We as humans live in fear, guilt and infinite misperceptions. There need not be any fears of feelings for another in addition to your partner, it’s a question of the sensitive way to act them out. Nor should there be a guilt for any feelings or notions of intimacy for anyone wether you, or they, are married and/or in love with another. That’s absurd! Acting it out on the most intimate physical terms is another matter. Conjugal agreements, and the sensitivity with the compassion to them is to live in ‘godliness’.

In the beginning of what is agreed on to be a committed relationship, total communication needs to insure a solid foundation of being as ‘one’ with all possibilities of acting as an individual being in sync with that ‘oneness’. The problem with love that bounces between ‘it’s on, then off, then on, etc.,’ is that it’s conditional, and not the right condition for a likely ‘fidelity of agreement’. Each in conditional love creates a situation where you become ‘infidels’ to each other. Always, and in all circumstances, sensitivity, compassion and communication with the other is imperative to set both on a ‘karmic path’ that opens to more love rather than heartbreak.

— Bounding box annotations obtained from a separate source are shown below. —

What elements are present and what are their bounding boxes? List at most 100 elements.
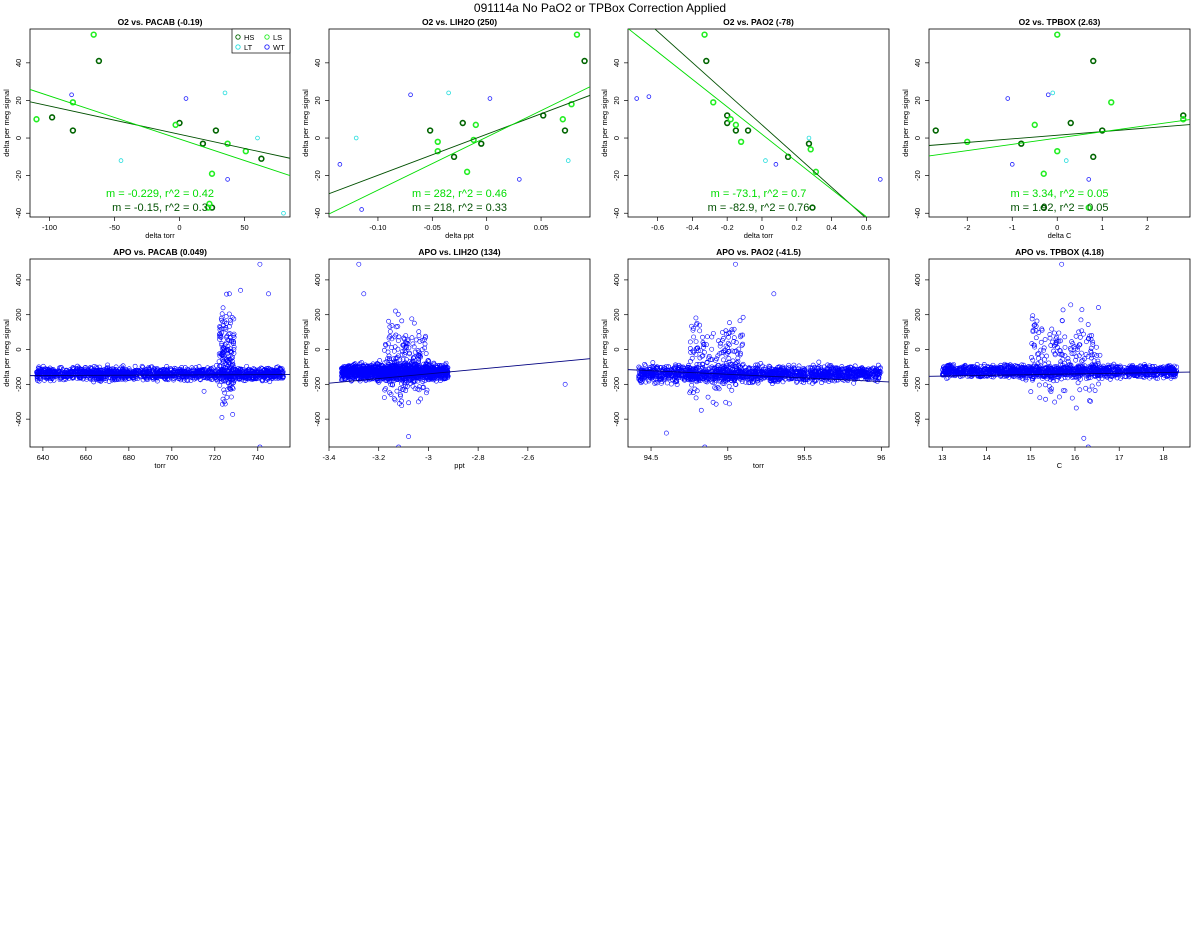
data-point (388, 382, 394, 387)
data-point (412, 349, 418, 355)
data-point (165, 377, 171, 383)
data-point-lt (1063, 158, 1069, 163)
data-point (419, 347, 425, 353)
data-point-lt (118, 158, 124, 163)
data-point (410, 355, 416, 361)
data-point (246, 376, 252, 382)
data-point-ls (1108, 99, 1115, 106)
x-tick-label: 1 (1100, 223, 1104, 232)
data-point (382, 369, 388, 375)
data-point (218, 368, 223, 374)
data-point-hs (258, 155, 265, 162)
data-point (412, 354, 418, 360)
data-point (766, 363, 772, 369)
x-tick-label: 0 (485, 223, 489, 232)
data-point (243, 375, 249, 381)
data-point (228, 394, 234, 400)
data-point (236, 369, 241, 375)
plot-area (929, 31, 1190, 211)
y-tick-label: 20 (313, 96, 322, 104)
y-tick-label: 0 (14, 347, 23, 351)
data-point (235, 371, 241, 377)
data-point (423, 351, 429, 356)
data-point (346, 363, 352, 369)
y-axis-label: delta per meg signal (301, 319, 310, 387)
data-point (256, 366, 262, 372)
data-point (219, 415, 225, 420)
chart-panel-7: APO vs. PAO2 (-41.5)94.5 95 95.5 96-400-200… (600, 247, 890, 470)
data-point-hs (744, 127, 752, 134)
data-point (696, 361, 702, 367)
data-point (226, 338, 232, 343)
data-point (389, 345, 394, 350)
data-point (867, 377, 873, 382)
data-point (420, 385, 426, 391)
x-axis-label: delta torr (744, 231, 774, 240)
data-point (225, 358, 230, 363)
data-point (229, 349, 235, 355)
data-point (221, 356, 227, 361)
data-point-ls (727, 116, 734, 123)
x-axis-label: torr (753, 461, 765, 470)
data-point (173, 375, 179, 381)
data-point (217, 331, 223, 337)
data-point-hs (561, 127, 569, 134)
chart-title: O2 vs. TPBOX (2.63) (1019, 17, 1101, 27)
data-point (867, 367, 873, 373)
fit-line (329, 94, 590, 195)
plot-area (329, 261, 590, 447)
data-point-hs (95, 57, 103, 65)
data-point-hs (1090, 153, 1097, 161)
data-point (222, 401, 228, 407)
x-tick-label: -0.4 (686, 223, 699, 232)
x-tick-label: 680 (123, 453, 136, 462)
data-point (400, 387, 406, 393)
data-point (383, 386, 388, 392)
data-point (818, 368, 824, 374)
data-point (402, 344, 408, 350)
data-point (121, 371, 126, 377)
data-point (238, 287, 243, 293)
chart-panel-2: O2 vs. LIH2O (250)-0.10 -0.05 0 0.05-40-200… (301, 17, 591, 240)
data-point (120, 363, 126, 369)
data-point (133, 375, 139, 381)
data-point-ls (710, 99, 717, 106)
data-point-ls (1180, 116, 1187, 123)
data-point (216, 351, 222, 357)
data-point (407, 351, 412, 357)
data-point (132, 369, 137, 375)
x-tick-label: 700 (166, 453, 179, 462)
data-point (52, 368, 57, 374)
data-point (35, 372, 41, 378)
x-tick-label: -1 (1009, 223, 1016, 232)
data-point-hs (809, 204, 816, 211)
data-point (346, 366, 351, 372)
data-point (392, 344, 398, 350)
data-point (219, 317, 225, 323)
data-point (278, 370, 284, 376)
data-point (396, 368, 402, 373)
data-point (228, 375, 233, 381)
chart-title: APO vs. PACAB (0.049) (113, 247, 207, 257)
data-point-wt (183, 96, 189, 101)
y-tick-label: -200 (313, 377, 322, 392)
legend-label: WT (273, 43, 285, 52)
x-tick-label: 0.6 (861, 223, 871, 232)
data-point (796, 363, 802, 369)
data-point (218, 363, 224, 369)
data-point (226, 380, 232, 386)
data-point (390, 371, 396, 377)
data-point (357, 362, 363, 368)
data-point (370, 371, 376, 377)
data-point (230, 412, 236, 417)
data-point (844, 366, 850, 372)
data-point (220, 305, 226, 311)
data-point (833, 365, 839, 371)
data-point (231, 373, 237, 379)
data-point (257, 261, 263, 267)
data-point (386, 318, 391, 324)
data-point (402, 360, 408, 366)
data-point (346, 374, 352, 380)
data-point (831, 367, 836, 372)
data-point-lt (565, 158, 571, 163)
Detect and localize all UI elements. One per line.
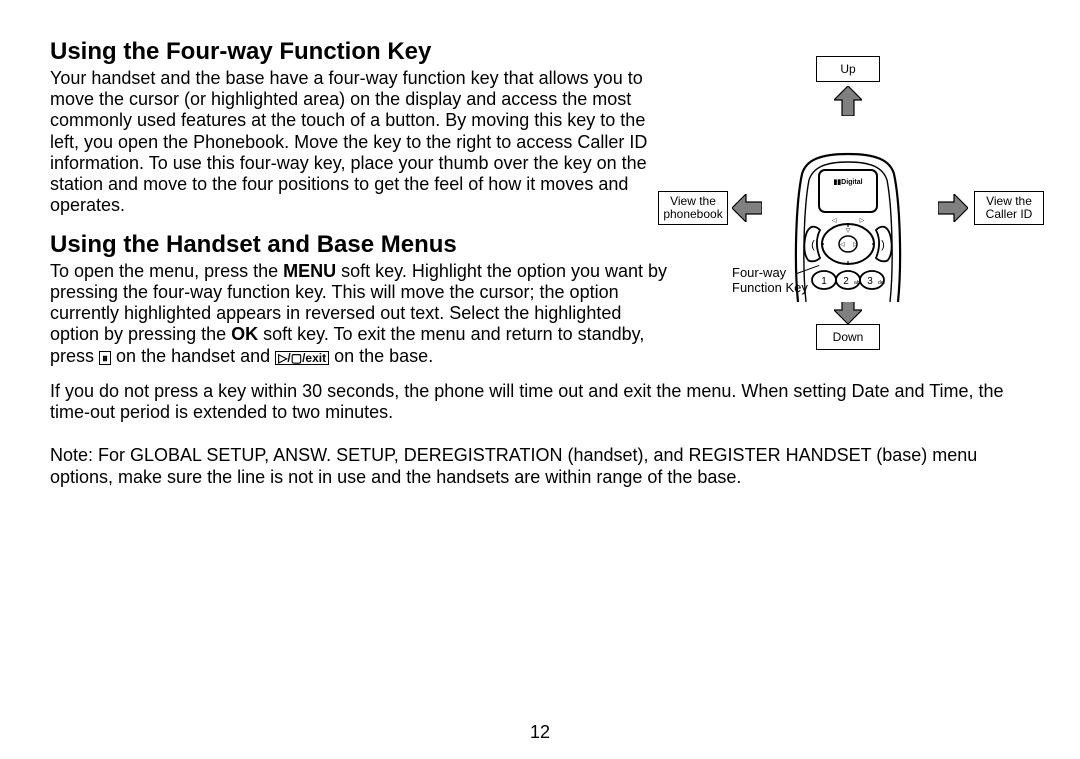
end-call-icon: ⏸	[99, 351, 111, 365]
svg-text:2: 2	[843, 276, 849, 287]
section2-pre: To open the menu, press the	[50, 261, 283, 281]
svg-text:(: (	[811, 239, 815, 251]
section2-body: To open the menu, press the MENU soft ke…	[50, 261, 670, 367]
svg-text:1: 1	[821, 276, 827, 287]
section1-heading: Using the Four-way Function Key	[50, 38, 670, 66]
diagram-right-label: View the Caller ID	[974, 191, 1044, 225]
svg-text:3: 3	[867, 276, 873, 287]
ok-softkey-label: OK	[231, 324, 258, 344]
section1-body: Your handset and the base have a four-wa…	[50, 68, 670, 217]
section2-mid3: on the handset and	[111, 346, 275, 366]
svg-text:◁: ◁	[832, 218, 837, 224]
svg-text:def: def	[878, 280, 886, 286]
page-number: 12	[0, 722, 1080, 743]
play-stop-exit-icon: ▷/▢/exit	[275, 351, 329, 365]
four-way-key-diagram: Up Down View the phonebook View the Call…	[664, 56, 1044, 356]
diagram-up-label: Up	[816, 56, 880, 82]
svg-text:): )	[881, 239, 885, 251]
exit-label: exit	[305, 351, 326, 365]
menu-softkey-label: MENU	[283, 261, 336, 281]
svg-text:▷: ▷	[853, 242, 858, 248]
note-paragraph: Note: For GLOBAL SETUP, ANSW. SETUP, DER…	[50, 445, 1030, 487]
svg-text:◁: ◁	[840, 242, 845, 248]
arrow-right-icon	[938, 194, 968, 222]
svg-text:▽: ▽	[846, 228, 851, 234]
svg-text:▷: ▷	[860, 218, 865, 224]
manual-page: Using the Four-way Function Key Your han…	[0, 0, 1080, 759]
diagram-down-label: Down	[816, 324, 880, 350]
timeout-paragraph: If you do not press a key within 30 seco…	[50, 381, 1030, 423]
section2-end: on the base.	[329, 346, 433, 366]
arrow-left-icon	[732, 194, 762, 222]
play-stop-glyph: ▷/▢/	[278, 351, 305, 365]
svg-text:▮▮Digital: ▮▮Digital	[833, 179, 862, 186]
arrow-up-icon	[834, 86, 862, 116]
section2-heading: Using the Handset and Base Menus	[50, 231, 670, 259]
diagram-left-label: View the phonebook	[658, 191, 728, 225]
left-text-column: Using the Four-way Function Key Your han…	[50, 38, 670, 367]
function-key-caption: Four-way Function Key	[732, 266, 808, 296]
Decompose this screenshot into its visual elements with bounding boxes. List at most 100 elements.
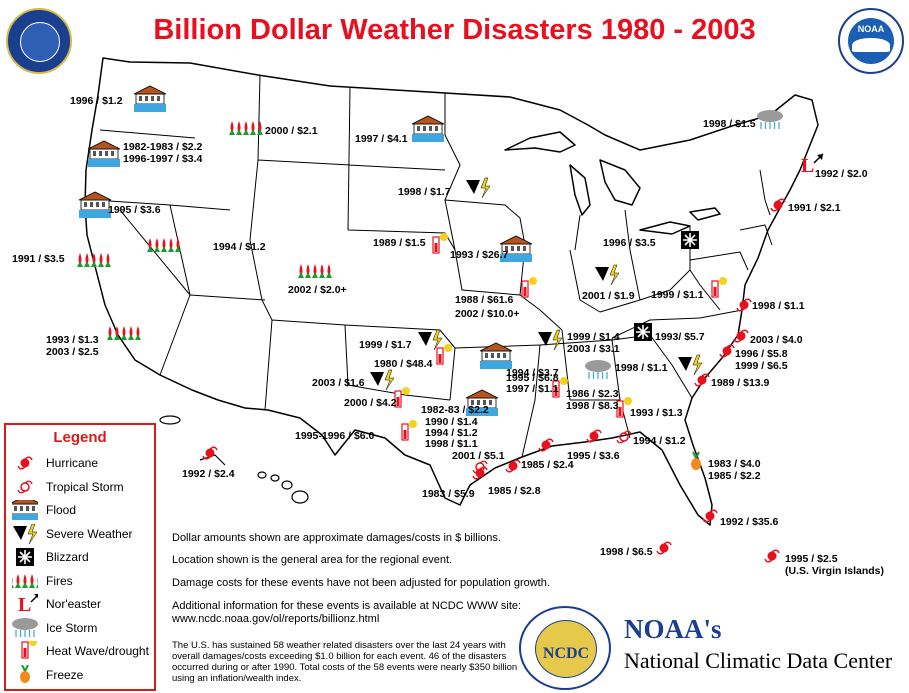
fires-icon	[12, 573, 38, 588]
event-label: 1989 / $1.5	[373, 237, 426, 249]
event-label: 2003 / $2.5	[46, 346, 99, 358]
event-label: 1990 / $1.4	[425, 416, 478, 428]
event-label: 1996-1997 / $3.4	[123, 153, 203, 165]
hurricane-icon	[17, 456, 33, 470]
legend-item: Fires	[12, 571, 152, 591]
legend-item: Flood	[12, 500, 152, 520]
event-label: 1994 / $3.7	[506, 367, 559, 379]
legend-item: Heat Wave/drought	[12, 641, 152, 661]
event-label: 1998 / $1.7	[398, 186, 451, 198]
tropical-storm-icon	[17, 480, 33, 493]
event-label: 1997 / $4.1	[355, 133, 408, 145]
ice-storm-icon	[757, 110, 783, 129]
event-label: 1993 / $1.3	[630, 407, 683, 419]
heat-wave-icon	[616, 397, 632, 418]
severe-weather-icon	[678, 354, 703, 376]
freeze-icon	[691, 451, 701, 470]
event-label: 2001 / $5.1	[452, 450, 505, 462]
fires-icon	[298, 264, 332, 278]
legend-item-label: Flood	[46, 503, 77, 517]
event-label: 1994 / $1.2	[213, 241, 266, 253]
legend-item: Ice Storm	[12, 617, 152, 638]
heat-wave-icon	[21, 641, 37, 659]
event-label: 2002 / $2.0+	[288, 284, 347, 296]
event-label: 2002 / $10.0+	[455, 308, 520, 320]
legend-item: L Nor'easter	[12, 594, 152, 614]
flood-icon	[465, 389, 499, 416]
legend-item-label: Freeze	[46, 667, 84, 682]
event-label: 1998 / $1.1	[752, 300, 805, 312]
fires-icon	[147, 238, 181, 252]
event-label: 1985 / $2.2	[708, 470, 761, 482]
svg-text:L: L	[801, 155, 814, 177]
event-label: 1993 / $1.3	[46, 334, 99, 346]
event-label: 1986 / $2.3	[566, 388, 619, 400]
fires-icon	[229, 121, 263, 135]
flood-icon	[12, 500, 38, 520]
flood-icon	[87, 140, 121, 167]
event-label: 1983 / $5.9	[422, 488, 475, 500]
note-damage-costs: Damage costs for these events have not b…	[172, 577, 550, 589]
event-label: 2000 / $2.1	[265, 125, 318, 137]
event-label: 1998 / $1.5	[703, 118, 756, 130]
hurricane-icon	[719, 344, 735, 358]
hurricane-icon	[586, 429, 602, 443]
event-label: 1996 / $5.8	[735, 348, 788, 360]
event-label: 1985 / $2.4	[521, 459, 574, 471]
footer-summary: The U.S. has sustained 58 weather relate…	[172, 640, 518, 684]
noaa-seal-text: NOAA	[857, 24, 885, 34]
map-title: Billion Dollar Weather Disasters 1980 - …	[153, 14, 756, 46]
event-label: 1998 / $1.1	[425, 438, 478, 450]
flood-icon	[499, 235, 533, 262]
event-label: 1999 / $1.1	[651, 289, 704, 301]
blizzard-icon	[681, 231, 699, 249]
legend-item-label: Blizzard	[46, 550, 89, 564]
event-label: 2003 / $4.0	[750, 334, 803, 346]
flood-icon	[78, 191, 112, 218]
legend-item-label: Ice Storm	[46, 620, 98, 635]
event-label: 1993/ $5.7	[655, 331, 705, 343]
note-website[interactable]: www.ncdc.noaa.gov/ol/reports/billionz.ht…	[172, 613, 380, 625]
severe-weather-icon	[466, 177, 491, 199]
event-label: 2003 / $1.6	[312, 377, 365, 389]
event-label: 1994 / $1.2	[633, 435, 686, 447]
heat-wave-icon	[394, 387, 410, 408]
flood-icon	[12, 500, 38, 520]
event-label: 1995 / $2.5	[785, 553, 838, 565]
legend-item-label: Fires	[46, 573, 73, 588]
hurricane-icon	[538, 438, 554, 452]
event-label: 1998 / $1.1	[615, 362, 668, 374]
legend-item: Severe Weather	[12, 523, 152, 544]
event-label: 2001 / $1.9	[582, 290, 635, 302]
tropical-storm-icon	[616, 430, 632, 444]
event-label: 2003 / $3.1	[567, 343, 620, 355]
hurricane-icon	[694, 373, 710, 387]
hurricane-icon	[505, 459, 521, 473]
severe-weather-icon	[13, 523, 38, 544]
noaa-seal: NOAA	[838, 8, 904, 74]
event-label: 1998 / $8.3	[566, 400, 619, 412]
event-label: 1980 / $48.4	[374, 358, 433, 370]
fires-icon	[77, 253, 111, 267]
event-label: 1995 / $3.6	[567, 450, 620, 462]
heat-wave-icon	[21, 641, 37, 659]
heat-wave-icon	[432, 233, 448, 254]
heat-wave-icon	[436, 344, 452, 365]
event-label: 1991 / $3.5	[12, 253, 65, 265]
event-label: 1992 / $2.0	[815, 168, 868, 180]
great-lakes	[504, 131, 721, 235]
event-label: 1982-83 / $2.2	[421, 404, 489, 416]
event-label: 1985 / $2.8	[488, 485, 541, 497]
event-label: 1996 / $1.2	[70, 95, 123, 107]
department-of-commerce-seal	[6, 8, 72, 74]
freeze-icon	[20, 664, 30, 683]
legend-item-label: Tropical Storm	[46, 479, 124, 494]
heat-wave-icon	[711, 277, 727, 298]
event-label: (U.S. Virgin Islands)	[785, 565, 884, 577]
event-label: 1988 / $61.6	[455, 294, 514, 306]
fires-icon	[107, 326, 141, 340]
center-name: National Climatic Data Center	[624, 648, 893, 673]
hurricane-icon	[733, 329, 749, 343]
event-label: 1994 / $1.2	[425, 427, 478, 439]
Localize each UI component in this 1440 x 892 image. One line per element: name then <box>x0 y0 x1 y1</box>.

Love that doesn’t meet the wishes of one or the other is love gone astray, perhaps not recoverable, but one never knows. Always love or any semblance of what was, must for good future emotional health, be left in a harmony. Amends should be made for each (or one) for not giving what was originally agreed upon. Making amends is to help you, and the other with a ‘closure’ in as good a level of love energy as possible. Be faithful and loyal to love both within yourself, toward a close recipient of love, as well as everyone. Be in fidelity with love’s manifestations, and always be mindful of communication from the heart. Love has no limits. Be ‘in fidelity’ with love!